A reader, in email, notes that sure, she gets to live near a Whole Foods, but she made that choice of where to live. We could have made that choice, but we didn’t. (Implicit: so we should stop complaining.) Indeed, one of us could commute a couple hours into work if she wanted to live in a city with a Whole Foods and the other would have to live in an entirely different state. Seems as if the red state folk aren’t as into WF as those blue coastal cities. (Which is weird, because isn’t WF from like Texas or someplace?)
Anyhow, that gets to the question: How mobile are people?
Most of us are living constrained optimization problems. Most of us aren’t quite qualified to be tenured professors at Stanford (we are ignoring people who would prefer Harvard or Columbia). So we have to make trade-offs.
Currently the trade-off we’re making precludes us from walking to a Whole Foods (and don’t even get us started on the lack of Trader Joe’s).
It is true, we could re-optimize. We *could* move. But… making the trade off to be closer to a Whole Foods seems kind of the opposite of the advice to make the choices that make us happiest.
Many people have even more difficult choices and are even more constrained than we are. In our optimization problems we generally have to balance:
Jobs– this is what our revealed preferences have put our strongest weight. We’ve made most of our mobility sacrifices based on our ability to be tenure track professors at research universities. We could have made the choice to have a more mobile career, but we didn’t want to.
Family– We’ve both asked our partners to make sub-optimal career and lifestyle choices in sacrifice to our jobs, and they have. For a while #2 was living apart from her partner and that sucked more than anything. With couples, often sacrifices have to be made for one or the other or both. We don’t make choices in a vacuum.
Credit constraints– If we were independently wealthy, we could quit, pack up, and buy that house in the SF hills or Palo Alto or wherever. We could walk to all sorts of fancy food places, and no longer care about our careers, finding fulfillment in high level charitable work instead. Alas, we are not independently wealthy. And many many families have it much worse than we do with our comparative privilege. Rent for places near WF is generally not cheap.
Weather– I could very easily get a job in Boston or DC but I don’t want to live on the East Coast! #2 likes the DC area, however.
Given that we’ve made choices that have these consequences… are we allowed to complain? Well… yes and no.
Under constraints, rational actors try to find work-arounds that optimize their utility. It’s easy to buy baby tomato plants at the grocery store to plant and get your tomatoes that way if the only tomatoes available at the stores are tasteless mush imported from the Netherlands. So although we’d love to live closer to WF, and many other amenities, we’ve found some work-arounds. We’re doing what we can.
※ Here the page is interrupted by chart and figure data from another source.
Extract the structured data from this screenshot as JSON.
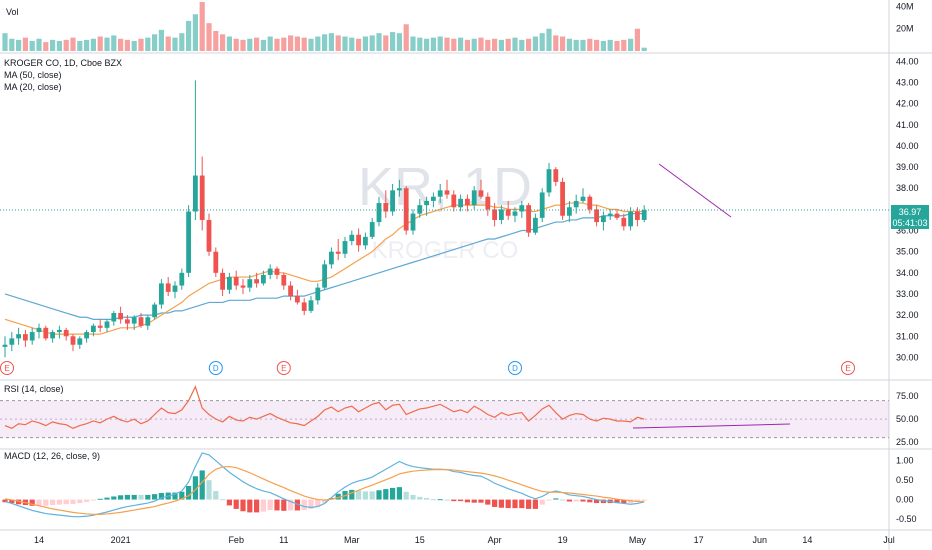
{
  "chart_data": {
    "type": "candlestick",
    "title": "KROGER CO, 1D, Cboe BZX",
    "watermark": {
      "ticker": "KR, 1D",
      "name": "KROGER CO"
    },
    "x_tick_labels": [
      "14",
      "2021",
      "Feb",
      "11",
      "Mar",
      "15",
      "Apr",
      "19",
      "May",
      "17",
      "Jun",
      "14",
      "Jul"
    ],
    "price_panel": {
      "ylim": [
        29.5,
        44.3
      ],
      "y_ticks": [
        "44.00",
        "43.00",
        "42.00",
        "41.00",
        "40.00",
        "39.00",
        "38.00",
        "37.00",
        "36.00",
        "35.00",
        "34.00",
        "33.00",
        "32.00",
        "31.00",
        "30.00"
      ],
      "last_price": "36.97",
      "countdown": "05:41:03",
      "legend": [
        "MA (50, close)",
        "MA (20, close)"
      ],
      "candles": [
        {
          "o": 30.5,
          "h": 31.0,
          "l": 30.0,
          "c": 30.6
        },
        {
          "o": 30.6,
          "h": 31.2,
          "l": 30.3,
          "c": 30.9
        },
        {
          "o": 30.9,
          "h": 31.4,
          "l": 30.6,
          "c": 31.1
        },
        {
          "o": 31.1,
          "h": 31.3,
          "l": 30.5,
          "c": 30.8
        },
        {
          "o": 30.8,
          "h": 31.4,
          "l": 30.6,
          "c": 31.2
        },
        {
          "o": 31.2,
          "h": 31.6,
          "l": 30.9,
          "c": 31.4
        },
        {
          "o": 31.4,
          "h": 31.5,
          "l": 30.8,
          "c": 30.9
        },
        {
          "o": 30.9,
          "h": 31.3,
          "l": 30.7,
          "c": 31.2
        },
        {
          "o": 31.2,
          "h": 31.5,
          "l": 30.9,
          "c": 31.3
        },
        {
          "o": 31.3,
          "h": 31.4,
          "l": 30.8,
          "c": 31.0
        },
        {
          "o": 31.0,
          "h": 31.1,
          "l": 30.3,
          "c": 30.6
        },
        {
          "o": 30.6,
          "h": 31.0,
          "l": 30.4,
          "c": 30.9
        },
        {
          "o": 30.9,
          "h": 31.3,
          "l": 30.7,
          "c": 31.2
        },
        {
          "o": 31.2,
          "h": 31.6,
          "l": 31.0,
          "c": 31.5
        },
        {
          "o": 31.5,
          "h": 31.8,
          "l": 31.2,
          "c": 31.4
        },
        {
          "o": 31.4,
          "h": 31.8,
          "l": 31.2,
          "c": 31.7
        },
        {
          "o": 31.7,
          "h": 32.2,
          "l": 31.5,
          "c": 32.1
        },
        {
          "o": 32.1,
          "h": 32.4,
          "l": 31.6,
          "c": 31.8
        },
        {
          "o": 31.8,
          "h": 32.0,
          "l": 31.3,
          "c": 31.6
        },
        {
          "o": 31.6,
          "h": 32.0,
          "l": 31.3,
          "c": 31.9
        },
        {
          "o": 31.9,
          "h": 32.1,
          "l": 31.4,
          "c": 31.5
        },
        {
          "o": 31.5,
          "h": 32.0,
          "l": 31.3,
          "c": 31.9
        },
        {
          "o": 31.9,
          "h": 32.6,
          "l": 31.8,
          "c": 32.5
        },
        {
          "o": 32.5,
          "h": 33.7,
          "l": 32.3,
          "c": 33.5
        },
        {
          "o": 33.5,
          "h": 33.8,
          "l": 32.9,
          "c": 33.1
        },
        {
          "o": 33.1,
          "h": 33.6,
          "l": 32.8,
          "c": 33.4
        },
        {
          "o": 33.4,
          "h": 34.2,
          "l": 33.2,
          "c": 34.0
        },
        {
          "o": 34.0,
          "h": 37.2,
          "l": 33.8,
          "c": 36.9
        },
        {
          "o": 36.9,
          "h": 43.1,
          "l": 36.5,
          "c": 38.6
        },
        {
          "o": 38.6,
          "h": 39.5,
          "l": 36.0,
          "c": 36.5
        },
        {
          "o": 36.5,
          "h": 36.8,
          "l": 34.8,
          "c": 35.0
        },
        {
          "o": 35.0,
          "h": 35.2,
          "l": 33.8,
          "c": 34.0
        },
        {
          "o": 34.0,
          "h": 34.2,
          "l": 32.9,
          "c": 33.2
        },
        {
          "o": 33.2,
          "h": 34.0,
          "l": 33.0,
          "c": 33.8
        },
        {
          "o": 33.8,
          "h": 34.1,
          "l": 33.2,
          "c": 33.4
        },
        {
          "o": 33.4,
          "h": 33.7,
          "l": 33.0,
          "c": 33.3
        },
        {
          "o": 33.3,
          "h": 33.9,
          "l": 33.1,
          "c": 33.7
        },
        {
          "o": 33.7,
          "h": 34.0,
          "l": 33.3,
          "c": 33.5
        },
        {
          "o": 33.5,
          "h": 34.1,
          "l": 33.4,
          "c": 33.9
        },
        {
          "o": 33.9,
          "h": 34.4,
          "l": 33.7,
          "c": 34.2
        },
        {
          "o": 34.2,
          "h": 34.3,
          "l": 33.7,
          "c": 33.9
        },
        {
          "o": 33.9,
          "h": 34.0,
          "l": 33.2,
          "c": 33.4
        },
        {
          "o": 33.4,
          "h": 33.6,
          "l": 32.7,
          "c": 32.9
        },
        {
          "o": 32.9,
          "h": 33.2,
          "l": 32.5,
          "c": 32.6
        },
        {
          "o": 32.6,
          "h": 32.8,
          "l": 32.0,
          "c": 32.2
        },
        {
          "o": 32.2,
          "h": 32.9,
          "l": 32.1,
          "c": 32.7
        },
        {
          "o": 32.7,
          "h": 33.5,
          "l": 32.5,
          "c": 33.3
        },
        {
          "o": 33.3,
          "h": 34.6,
          "l": 33.2,
          "c": 34.4
        },
        {
          "o": 34.4,
          "h": 35.2,
          "l": 34.2,
          "c": 35.0
        },
        {
          "o": 35.0,
          "h": 35.6,
          "l": 34.6,
          "c": 34.9
        },
        {
          "o": 34.9,
          "h": 35.7,
          "l": 34.7,
          "c": 35.5
        },
        {
          "o": 35.5,
          "h": 36.0,
          "l": 35.3,
          "c": 35.8
        },
        {
          "o": 35.8,
          "h": 36.1,
          "l": 35.0,
          "c": 35.3
        },
        {
          "o": 35.3,
          "h": 35.9,
          "l": 35.1,
          "c": 35.7
        },
        {
          "o": 35.7,
          "h": 36.6,
          "l": 35.6,
          "c": 36.4
        },
        {
          "o": 36.4,
          "h": 37.6,
          "l": 36.2,
          "c": 37.3
        },
        {
          "o": 37.3,
          "h": 37.9,
          "l": 36.6,
          "c": 36.9
        },
        {
          "o": 36.9,
          "h": 38.2,
          "l": 36.7,
          "c": 37.9
        },
        {
          "o": 37.9,
          "h": 38.4,
          "l": 37.6,
          "c": 38.0
        },
        {
          "o": 38.0,
          "h": 38.1,
          "l": 35.8,
          "c": 36.0
        },
        {
          "o": 36.0,
          "h": 37.0,
          "l": 35.8,
          "c": 36.8
        },
        {
          "o": 36.8,
          "h": 37.5,
          "l": 36.6,
          "c": 37.2
        },
        {
          "o": 37.2,
          "h": 37.6,
          "l": 36.7,
          "c": 37.4
        },
        {
          "o": 37.4,
          "h": 37.8,
          "l": 37.1,
          "c": 37.6
        },
        {
          "o": 37.6,
          "h": 38.2,
          "l": 37.3,
          "c": 37.9
        },
        {
          "o": 37.9,
          "h": 38.4,
          "l": 37.5,
          "c": 37.7
        },
        {
          "o": 37.7,
          "h": 37.9,
          "l": 36.9,
          "c": 37.1
        },
        {
          "o": 37.1,
          "h": 37.7,
          "l": 36.9,
          "c": 37.5
        },
        {
          "o": 37.5,
          "h": 37.7,
          "l": 36.9,
          "c": 37.2
        },
        {
          "o": 37.2,
          "h": 38.1,
          "l": 37.0,
          "c": 37.9
        },
        {
          "o": 37.9,
          "h": 38.4,
          "l": 37.5,
          "c": 37.6
        },
        {
          "o": 37.6,
          "h": 37.8,
          "l": 36.7,
          "c": 37.0
        },
        {
          "o": 37.0,
          "h": 37.3,
          "l": 36.2,
          "c": 36.5
        },
        {
          "o": 36.5,
          "h": 37.2,
          "l": 36.3,
          "c": 37.0
        },
        {
          "o": 37.0,
          "h": 37.4,
          "l": 36.5,
          "c": 36.7
        },
        {
          "o": 36.7,
          "h": 37.1,
          "l": 36.4,
          "c": 36.9
        },
        {
          "o": 36.9,
          "h": 37.4,
          "l": 36.6,
          "c": 37.2
        },
        {
          "o": 37.2,
          "h": 37.3,
          "l": 35.7,
          "c": 35.9
        },
        {
          "o": 35.9,
          "h": 36.8,
          "l": 35.8,
          "c": 36.6
        },
        {
          "o": 36.6,
          "h": 38.0,
          "l": 36.4,
          "c": 37.8
        },
        {
          "o": 37.8,
          "h": 39.2,
          "l": 37.6,
          "c": 38.9
        },
        {
          "o": 38.9,
          "h": 39.0,
          "l": 38.1,
          "c": 38.3
        },
        {
          "o": 38.3,
          "h": 38.5,
          "l": 36.5,
          "c": 36.7
        },
        {
          "o": 36.7,
          "h": 37.4,
          "l": 36.4,
          "c": 37.1
        },
        {
          "o": 37.1,
          "h": 37.7,
          "l": 36.8,
          "c": 37.4
        },
        {
          "o": 37.4,
          "h": 38.0,
          "l": 37.3,
          "c": 37.6
        },
        {
          "o": 37.6,
          "h": 37.7,
          "l": 36.8,
          "c": 37.0
        },
        {
          "o": 37.0,
          "h": 37.2,
          "l": 36.2,
          "c": 36.4
        },
        {
          "o": 36.4,
          "h": 36.9,
          "l": 36.0,
          "c": 36.7
        },
        {
          "o": 36.7,
          "h": 37.0,
          "l": 36.5,
          "c": 36.8
        },
        {
          "o": 36.8,
          "h": 37.0,
          "l": 36.5,
          "c": 36.6
        },
        {
          "o": 36.6,
          "h": 36.8,
          "l": 36.0,
          "c": 36.2
        },
        {
          "o": 36.2,
          "h": 37.1,
          "l": 36.0,
          "c": 36.9
        },
        {
          "o": 36.9,
          "h": 37.1,
          "l": 36.2,
          "c": 36.5
        },
        {
          "o": 36.5,
          "h": 37.2,
          "l": 36.4,
          "c": 36.97
        }
      ],
      "ma50": [
        33.0,
        32.9,
        32.8,
        32.7,
        32.6,
        32.5,
        32.4,
        32.3,
        32.2,
        32.1,
        32.0,
        31.9,
        31.9,
        31.8,
        31.8,
        31.8,
        31.8,
        31.9,
        31.9,
        31.9,
        32.0,
        32.0,
        32.0,
        32.1,
        32.1,
        32.2,
        32.2,
        32.3,
        32.4,
        32.5,
        32.6,
        32.6,
        32.6,
        32.7,
        32.7,
        32.7,
        32.7,
        32.8,
        32.8,
        32.8,
        32.8,
        32.9,
        32.9,
        32.9,
        32.9,
        33.0,
        33.1,
        33.2,
        33.3,
        33.4,
        33.5,
        33.6,
        33.7,
        33.8,
        33.9,
        34.0,
        34.1,
        34.2,
        34.3,
        34.4,
        34.5,
        34.6,
        34.7,
        34.8,
        34.9,
        35.0,
        35.1,
        35.2,
        35.3,
        35.4,
        35.5,
        35.6,
        35.6,
        35.7,
        35.8,
        35.9,
        36.0,
        36.0,
        36.1,
        36.2,
        36.3,
        36.4,
        36.4,
        36.5,
        36.5,
        36.6,
        36.6,
        36.6,
        36.7,
        36.7,
        36.7,
        36.7,
        36.8,
        36.8,
        36.8
      ],
      "ma20": [
        31.8,
        31.7,
        31.6,
        31.5,
        31.4,
        31.3,
        31.2,
        31.1,
        31.1,
        31.1,
        31.1,
        31.1,
        31.1,
        31.1,
        31.1,
        31.2,
        31.3,
        31.4,
        31.4,
        31.4,
        31.5,
        31.6,
        31.8,
        32.0,
        32.2,
        32.4,
        32.6,
        32.9,
        33.1,
        33.3,
        33.5,
        33.6,
        33.7,
        33.8,
        33.8,
        33.8,
        33.8,
        33.9,
        34.0,
        34.1,
        34.0,
        34.0,
        33.9,
        33.8,
        33.7,
        33.6,
        33.6,
        33.7,
        33.8,
        34.0,
        34.2,
        34.4,
        34.6,
        34.8,
        35.0,
        35.3,
        35.6,
        35.8,
        36.1,
        36.3,
        36.5,
        36.7,
        36.8,
        36.9,
        37.0,
        37.1,
        37.2,
        37.2,
        37.2,
        37.2,
        37.2,
        37.2,
        37.1,
        37.1,
        37.0,
        37.0,
        37.0,
        36.9,
        36.9,
        37.0,
        37.1,
        37.2,
        37.2,
        37.3,
        37.3,
        37.3,
        37.2,
        37.2,
        37.1,
        37.0,
        37.0,
        36.9,
        36.9,
        36.9,
        36.9
      ]
    },
    "volume_panel": {
      "label": "Vol",
      "y_ticks": [
        "40M",
        "20M"
      ],
      "ylim": [
        0,
        44
      ],
      "values": [
        16,
        11,
        10,
        12,
        9,
        11,
        8,
        10,
        9,
        10,
        12,
        9,
        10,
        11,
        13,
        12,
        14,
        11,
        10,
        9,
        11,
        12,
        15,
        19,
        13,
        12,
        16,
        27,
        33,
        44,
        25,
        18,
        15,
        13,
        11,
        10,
        11,
        12,
        10,
        13,
        11,
        12,
        14,
        13,
        12,
        11,
        13,
        15,
        16,
        14,
        13,
        12,
        11,
        13,
        14,
        16,
        14,
        17,
        16,
        24,
        13,
        12,
        11,
        12,
        13,
        12,
        11,
        12,
        10,
        11,
        12,
        10,
        11,
        10,
        11,
        12,
        10,
        11,
        13,
        16,
        20,
        14,
        13,
        11,
        10,
        10,
        11,
        10,
        9,
        10,
        9,
        10,
        11,
        20,
        3
      ]
    },
    "events": [
      {
        "label": "E",
        "index": 0
      },
      {
        "label": "D",
        "index": 31
      },
      {
        "label": "E",
        "index": 41
      },
      {
        "label": "D",
        "index": 75
      },
      {
        "label": "E",
        "index": 110
      }
    ],
    "rsi_panel": {
      "label": "RSI (14, close)",
      "y_ticks": [
        "75.00",
        "50.00",
        "25.00"
      ],
      "ylim": [
        22,
        88
      ],
      "band": [
        30,
        70
      ],
      "values": [
        43,
        40,
        45,
        44,
        48,
        46,
        43,
        47,
        45,
        44,
        40,
        43,
        45,
        48,
        46,
        50,
        53,
        49,
        47,
        50,
        45,
        48,
        55,
        62,
        57,
        56,
        60,
        70,
        85,
        62,
        55,
        50,
        47,
        53,
        49,
        48,
        52,
        50,
        53,
        56,
        52,
        49,
        46,
        45,
        43,
        48,
        53,
        60,
        63,
        58,
        62,
        64,
        58,
        62,
        66,
        68,
        60,
        65,
        66,
        55,
        58,
        61,
        62,
        64,
        66,
        62,
        58,
        60,
        57,
        64,
        60,
        55,
        52,
        57,
        54,
        56,
        57,
        48,
        54,
        61,
        65,
        57,
        50,
        54,
        56,
        55,
        50,
        48,
        51,
        50,
        48,
        48,
        47,
        52,
        50
      ]
    },
    "macd_panel": {
      "label": "MACD (12, 26, close, 9)",
      "y_ticks": [
        "1.00",
        "0.50",
        "0.00",
        "-0.50"
      ],
      "ylim": [
        -0.68,
        1.25
      ],
      "macd": [
        -0.05,
        -0.1,
        -0.16,
        -0.22,
        -0.28,
        -0.32,
        -0.36,
        -0.38,
        -0.4,
        -0.42,
        -0.44,
        -0.44,
        -0.43,
        -0.4,
        -0.36,
        -0.32,
        -0.27,
        -0.22,
        -0.18,
        -0.15,
        -0.12,
        -0.09,
        -0.04,
        0.04,
        0.09,
        0.14,
        0.22,
        0.45,
        0.85,
        1.2,
        1.15,
        1.0,
        0.85,
        0.7,
        0.58,
        0.46,
        0.36,
        0.28,
        0.22,
        0.18,
        0.1,
        0.02,
        -0.05,
        -0.12,
        -0.18,
        -0.2,
        -0.18,
        -0.1,
        0.05,
        0.2,
        0.32,
        0.42,
        0.48,
        0.52,
        0.58,
        0.68,
        0.78,
        0.88,
        0.98,
        0.9,
        0.85,
        0.82,
        0.8,
        0.78,
        0.78,
        0.77,
        0.72,
        0.7,
        0.65,
        0.62,
        0.6,
        0.52,
        0.42,
        0.35,
        0.28,
        0.22,
        0.16,
        0.08,
        0.02,
        0.08,
        0.18,
        0.22,
        0.18,
        0.12,
        0.1,
        0.08,
        0.04,
        0.0,
        -0.03,
        -0.05,
        -0.08,
        -0.1,
        -0.12,
        -0.1,
        -0.06
      ],
      "signal": [
        0.02,
        -0.01,
        -0.04,
        -0.08,
        -0.12,
        -0.16,
        -0.2,
        -0.24,
        -0.27,
        -0.3,
        -0.33,
        -0.35,
        -0.37,
        -0.38,
        -0.38,
        -0.37,
        -0.35,
        -0.33,
        -0.3,
        -0.27,
        -0.24,
        -0.21,
        -0.18,
        -0.13,
        -0.09,
        -0.04,
        0.02,
        0.1,
        0.25,
        0.45,
        0.65,
        0.78,
        0.84,
        0.85,
        0.82,
        0.76,
        0.69,
        0.61,
        0.53,
        0.45,
        0.38,
        0.31,
        0.23,
        0.16,
        0.09,
        0.04,
        0.0,
        -0.01,
        0.01,
        0.05,
        0.1,
        0.17,
        0.24,
        0.31,
        0.37,
        0.44,
        0.51,
        0.58,
        0.66,
        0.7,
        0.73,
        0.75,
        0.76,
        0.77,
        0.77,
        0.77,
        0.76,
        0.74,
        0.72,
        0.7,
        0.68,
        0.65,
        0.61,
        0.56,
        0.5,
        0.44,
        0.38,
        0.32,
        0.26,
        0.21,
        0.19,
        0.19,
        0.18,
        0.17,
        0.15,
        0.13,
        0.11,
        0.09,
        0.06,
        0.04,
        0.01,
        -0.01,
        -0.03,
        -0.05,
        -0.05
      ]
    }
  }
}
Even though we complain about many red-state aspects of the culture here, it can be fulfilling to get students to see two sides of an issue that they once thought was only in black-and-white. It’s still bad that homosexuality is thought of as a sin here, but that would be bad if we were living in the SF bay area (we just wouldn’t have to know about it because people wouldn’t talk about it in polite company).
And complaining about bad weather is totes fair game no matter where you live. Even if you’re complaining about it being the short-lived rainy season in Santa Monica.
What do you think? Have you managed to get everything you want in life (career, family, quality of life)? If you haven’t, should you be allowed to complain about the trade-offs you’ve had to make? And what tradeoffs have you made?